Two Points and A Line: gli eleganti cani minimali di Jonathan Calugi

Veloci scarabocchi si trasformano nelle razze più eleganti. L’intervista a Jonathan Calugi

Illustrazione
di Sandro Giorello facebook 20 dicembre 2016 14:57
Two Points and A Line: gli eleganti cani minimali di Jonathan Calugi

Jonathan Calugi behance.net/ - Jonathan Calugi

 

Due punti e una linea possono essere l’inizio di ogni disegno possibile. Per Jonathan Calugi sono una vera e propria filosofia: rappresentano le scelte personali che ognuno può fare e le relazioni che costruiamo con gli altri. L’illustratore pistoiese è noto per il suo stile minimale e per figure quasi unicamente fatte di linee. Tra i suoi ultimi progetti c’è Two Points and a line, una divertentissima serie di cagnolini disegnati come se fossero dei veloci scarabocchi. Gli abbiamo fatto qualche domanda.

 

 

Cosa ti affascina dell’utilizzare quasi esclusivamente delle linee per realizzare un’illustrazione?
Non ti saprei dare una risposta sintetica, per me è molto naturale. Alla base del mio lavoro non c’è una una grande ricerca formale. Il disegnare, lo scarabocchiare, si decodificano in questo linguaggio semplice, riproducibile da tutti. Mi piacciono le connessioni e i rapporti personali. Essere connesso, non alla rete ma alle persone e alle passioni, è fondamentale e molto probabilmente i miei disegni lo rappresentano. È una complessa semplicità.

Se ti chiedessi di descrivere il tuo lavoro che parole useresti?
Il mio lavoro, molto brevemente, si basa sulla ricerca dell’errore. Può sembrare uno scherzo ma, in realtà, ho la fortuna di essere molto libero in quello che faccio e credo che dagli errori nascano le cose più belle. Diciamo che mi sento “un ricercatore di sbagli”. Poi, nella vita pratica, il mio lavoro consiste in una serie di disegnini che clienti e brand utilizzano per scrivere piccoli momenti legati a loro.

 

I tuoi disegni comunicano spesso un senso di movimento.
Ho delle idee ma difficilmente riesco a comandarle. Le lascio libere e, a volte, prendono le forme che avevo in mente, altre invece si distanziano dall’idea stessa. Il movimento è una forma talmente bella da rendere statica, mi affascina anche solo per provare a cimentarmi in questo controsenso.

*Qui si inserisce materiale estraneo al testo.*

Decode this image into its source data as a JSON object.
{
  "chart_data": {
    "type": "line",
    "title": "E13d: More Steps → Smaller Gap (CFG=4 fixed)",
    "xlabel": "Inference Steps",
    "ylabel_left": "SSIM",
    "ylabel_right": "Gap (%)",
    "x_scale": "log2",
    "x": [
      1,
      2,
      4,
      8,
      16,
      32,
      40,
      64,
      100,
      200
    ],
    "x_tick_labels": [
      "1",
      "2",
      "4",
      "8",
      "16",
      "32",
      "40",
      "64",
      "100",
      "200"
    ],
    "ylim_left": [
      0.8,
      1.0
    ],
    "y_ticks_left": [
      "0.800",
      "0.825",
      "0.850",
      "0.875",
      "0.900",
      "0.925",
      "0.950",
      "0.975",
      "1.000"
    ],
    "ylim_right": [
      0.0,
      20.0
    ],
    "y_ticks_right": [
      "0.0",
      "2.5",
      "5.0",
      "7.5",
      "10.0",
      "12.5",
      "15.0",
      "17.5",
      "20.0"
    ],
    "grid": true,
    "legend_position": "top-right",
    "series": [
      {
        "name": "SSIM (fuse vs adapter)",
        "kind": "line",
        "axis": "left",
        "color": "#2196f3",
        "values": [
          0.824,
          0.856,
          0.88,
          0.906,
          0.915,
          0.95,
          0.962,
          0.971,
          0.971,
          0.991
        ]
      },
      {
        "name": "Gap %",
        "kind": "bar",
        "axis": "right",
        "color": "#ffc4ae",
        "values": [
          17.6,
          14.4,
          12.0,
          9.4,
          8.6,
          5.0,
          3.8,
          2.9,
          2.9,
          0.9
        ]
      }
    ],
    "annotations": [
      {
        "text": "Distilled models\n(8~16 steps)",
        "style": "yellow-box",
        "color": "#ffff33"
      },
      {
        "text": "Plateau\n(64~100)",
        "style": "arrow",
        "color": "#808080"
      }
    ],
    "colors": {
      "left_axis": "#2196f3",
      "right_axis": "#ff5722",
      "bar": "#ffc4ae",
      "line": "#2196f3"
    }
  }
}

Come è nato il progetto Two Points and a line?
“2 punti e una linea” è una sorta di filosofia su cui baso tutti i miei talk. Durante questi incontri racconto come si possono connettere questi due punti e come ognuna delle connessioni resti la migliore in assoluto, proprio perché è scelta della persona stessa. Il passo successivo è trasformare questo racconto con qualcosa di visivo semplice e divertente. Quando parlo finisco sempre per mostrare un sorriso disegnato con due punti e una linea sostenendo che è il migliore esempio di come connettere questi tre elementi :)

 

 

Qual è la cosa che ti piace di più del tuo lavoro?
La libertà, il fatto che non sembri nemmeno un lavoro. È una sfida ma non con il mondo esterno, perché il mondo esterno si accontenta facilmente e si stanca velocemente, pensare di rincorrerlo per me significherebbe fermarsi. Quindi la sfida è molto più personale, vuol dire cercare di non stancarsi di quello che fai, crescendo, esplorando, giocando e restando fedele al prendersi non troppo sul serio.

Quella che ti piace meno?
Che non ci sono orari, si lavora di continuo, per fortuna.